Scale increases with distance from the central meridian, and becomes infinite 90° from the central meridian.
Infinitesimally small circles of equal size on the globe appear as circles on the map (indicating conformality) but increase in size away from the central meridian (indicating area distortion).
Many of the topographic and planimetric map quadrangles throughout the world at scales of 1:24,000 to 1:250,000. Basis for the Universal Transverse Mercator (UTM) grid and projection. Basis for the State Plane Coordinate System in U.S. States having predominantly north-south extent. Recommended for conformal mapping of regions having predominantly north-south extent.
Presented by Johann Heinrich Lambert (1728 - 1777) of Alsace in 1772. Formulas for ellipsoidal use developed by Carl Friedrich Gauss of Germany in 1822 and by L. Kruger of Germany, L.P. Lee of New Zealand, and others in the 20th Century.

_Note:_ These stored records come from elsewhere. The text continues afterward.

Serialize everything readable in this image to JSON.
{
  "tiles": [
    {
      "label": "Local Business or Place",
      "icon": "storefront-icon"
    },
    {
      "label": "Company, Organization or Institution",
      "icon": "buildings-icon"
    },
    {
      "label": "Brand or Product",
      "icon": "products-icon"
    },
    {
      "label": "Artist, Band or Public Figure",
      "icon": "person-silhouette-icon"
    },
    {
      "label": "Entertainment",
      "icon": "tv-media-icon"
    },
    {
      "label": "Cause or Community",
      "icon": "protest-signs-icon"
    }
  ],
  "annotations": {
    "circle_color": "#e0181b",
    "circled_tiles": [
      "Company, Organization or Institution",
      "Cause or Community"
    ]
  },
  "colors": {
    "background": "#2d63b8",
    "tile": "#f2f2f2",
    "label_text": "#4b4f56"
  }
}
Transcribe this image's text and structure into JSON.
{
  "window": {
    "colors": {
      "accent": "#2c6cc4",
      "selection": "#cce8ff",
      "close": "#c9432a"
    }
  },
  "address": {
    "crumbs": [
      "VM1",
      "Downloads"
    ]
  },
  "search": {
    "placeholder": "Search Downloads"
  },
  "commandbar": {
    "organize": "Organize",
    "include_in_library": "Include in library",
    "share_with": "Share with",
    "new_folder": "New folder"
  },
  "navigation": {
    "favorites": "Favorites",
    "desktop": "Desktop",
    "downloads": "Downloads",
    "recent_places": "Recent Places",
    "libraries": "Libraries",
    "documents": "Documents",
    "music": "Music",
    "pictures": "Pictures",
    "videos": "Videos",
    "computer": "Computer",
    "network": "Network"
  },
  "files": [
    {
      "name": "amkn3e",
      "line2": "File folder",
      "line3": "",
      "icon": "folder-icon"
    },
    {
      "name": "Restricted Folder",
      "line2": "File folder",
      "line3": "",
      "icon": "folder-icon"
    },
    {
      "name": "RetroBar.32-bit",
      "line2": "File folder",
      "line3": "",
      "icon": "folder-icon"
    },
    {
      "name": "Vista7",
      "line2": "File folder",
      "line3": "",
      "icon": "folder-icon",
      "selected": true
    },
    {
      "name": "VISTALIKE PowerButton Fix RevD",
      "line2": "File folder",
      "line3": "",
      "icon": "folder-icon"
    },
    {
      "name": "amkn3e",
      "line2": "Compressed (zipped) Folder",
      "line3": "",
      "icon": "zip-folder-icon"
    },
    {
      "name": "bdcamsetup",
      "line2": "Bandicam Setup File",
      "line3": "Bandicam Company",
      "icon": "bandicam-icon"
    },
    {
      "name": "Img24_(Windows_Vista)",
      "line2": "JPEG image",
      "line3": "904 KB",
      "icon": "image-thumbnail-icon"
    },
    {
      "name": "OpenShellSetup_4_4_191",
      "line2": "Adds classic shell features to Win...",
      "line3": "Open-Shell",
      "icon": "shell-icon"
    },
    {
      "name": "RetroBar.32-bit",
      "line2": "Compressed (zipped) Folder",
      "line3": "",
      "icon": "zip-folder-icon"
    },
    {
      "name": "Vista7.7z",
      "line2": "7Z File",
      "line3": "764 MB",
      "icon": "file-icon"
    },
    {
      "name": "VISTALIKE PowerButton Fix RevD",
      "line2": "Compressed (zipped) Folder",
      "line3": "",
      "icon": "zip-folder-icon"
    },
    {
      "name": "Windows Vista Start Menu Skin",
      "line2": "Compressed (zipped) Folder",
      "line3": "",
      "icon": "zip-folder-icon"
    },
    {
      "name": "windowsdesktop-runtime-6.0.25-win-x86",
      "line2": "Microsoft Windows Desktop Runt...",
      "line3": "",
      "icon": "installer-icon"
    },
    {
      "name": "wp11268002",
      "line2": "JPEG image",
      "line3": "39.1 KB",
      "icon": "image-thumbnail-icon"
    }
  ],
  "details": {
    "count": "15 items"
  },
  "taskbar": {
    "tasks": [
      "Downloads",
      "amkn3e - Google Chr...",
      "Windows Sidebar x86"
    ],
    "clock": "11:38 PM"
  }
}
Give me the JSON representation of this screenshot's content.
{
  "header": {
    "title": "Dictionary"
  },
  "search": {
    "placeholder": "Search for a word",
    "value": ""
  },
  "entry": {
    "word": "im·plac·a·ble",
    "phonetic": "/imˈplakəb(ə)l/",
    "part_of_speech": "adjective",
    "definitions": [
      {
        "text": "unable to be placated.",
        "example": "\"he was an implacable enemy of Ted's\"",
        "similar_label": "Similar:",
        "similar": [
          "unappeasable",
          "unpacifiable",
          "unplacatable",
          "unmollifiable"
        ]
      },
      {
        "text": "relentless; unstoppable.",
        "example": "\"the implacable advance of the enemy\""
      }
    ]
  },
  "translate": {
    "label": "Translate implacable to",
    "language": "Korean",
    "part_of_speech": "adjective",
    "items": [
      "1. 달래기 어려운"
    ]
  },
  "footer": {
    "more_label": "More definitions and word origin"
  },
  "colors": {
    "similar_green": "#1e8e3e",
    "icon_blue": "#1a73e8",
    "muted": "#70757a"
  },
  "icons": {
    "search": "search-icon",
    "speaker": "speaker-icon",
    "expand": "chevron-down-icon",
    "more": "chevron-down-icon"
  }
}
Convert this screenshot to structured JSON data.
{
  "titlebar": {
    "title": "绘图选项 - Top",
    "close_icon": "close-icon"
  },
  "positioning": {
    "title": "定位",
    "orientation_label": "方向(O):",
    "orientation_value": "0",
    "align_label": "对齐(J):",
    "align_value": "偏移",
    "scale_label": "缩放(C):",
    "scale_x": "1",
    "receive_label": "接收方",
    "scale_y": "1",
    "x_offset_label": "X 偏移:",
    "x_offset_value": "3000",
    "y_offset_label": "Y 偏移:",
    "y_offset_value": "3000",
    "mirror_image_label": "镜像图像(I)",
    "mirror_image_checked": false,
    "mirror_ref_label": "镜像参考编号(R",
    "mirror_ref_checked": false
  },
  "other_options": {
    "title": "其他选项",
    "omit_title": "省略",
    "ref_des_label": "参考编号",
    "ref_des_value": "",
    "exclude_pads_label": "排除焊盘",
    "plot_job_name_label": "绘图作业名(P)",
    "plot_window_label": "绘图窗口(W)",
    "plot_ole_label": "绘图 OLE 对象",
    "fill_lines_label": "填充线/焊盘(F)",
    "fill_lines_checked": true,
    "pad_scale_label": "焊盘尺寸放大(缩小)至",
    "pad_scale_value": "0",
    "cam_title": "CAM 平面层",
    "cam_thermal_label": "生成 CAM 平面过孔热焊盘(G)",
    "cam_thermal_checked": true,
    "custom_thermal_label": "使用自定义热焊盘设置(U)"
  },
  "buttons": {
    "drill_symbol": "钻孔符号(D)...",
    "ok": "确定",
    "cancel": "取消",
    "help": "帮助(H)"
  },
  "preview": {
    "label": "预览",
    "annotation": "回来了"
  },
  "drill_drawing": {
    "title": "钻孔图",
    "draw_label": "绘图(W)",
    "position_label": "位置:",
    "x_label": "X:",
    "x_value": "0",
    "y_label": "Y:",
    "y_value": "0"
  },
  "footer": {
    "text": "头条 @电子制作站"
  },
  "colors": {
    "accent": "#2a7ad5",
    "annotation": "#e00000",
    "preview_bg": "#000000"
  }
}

Born Johann Carl Friedrich Gauss, one of the greatest mathematicians who has ever lived. Despite his profound abilities in mathematics, Gauss doubted he could earn a steady living as a mathematician and became a professional astronomer, taking a life-long post as the director of the observatory in Gottingen. Gauss was the first to develop the Fast Fourier transform (as a trigonometric interpolation method), revolutionized orbital computations and invented the theorem proving the curvature of a surface can be determined entirely by measuring angles and distances on the surface. Late in life he revolutionized electromagnetism with Gauss's Law, that the total of the electric flux out of a closed surface is equal to the charge enclosed divided by the permittivity, and revolutionized optics with the Gaussian lens formula.
Specifying latitude origin and longitude origin centers the map projection.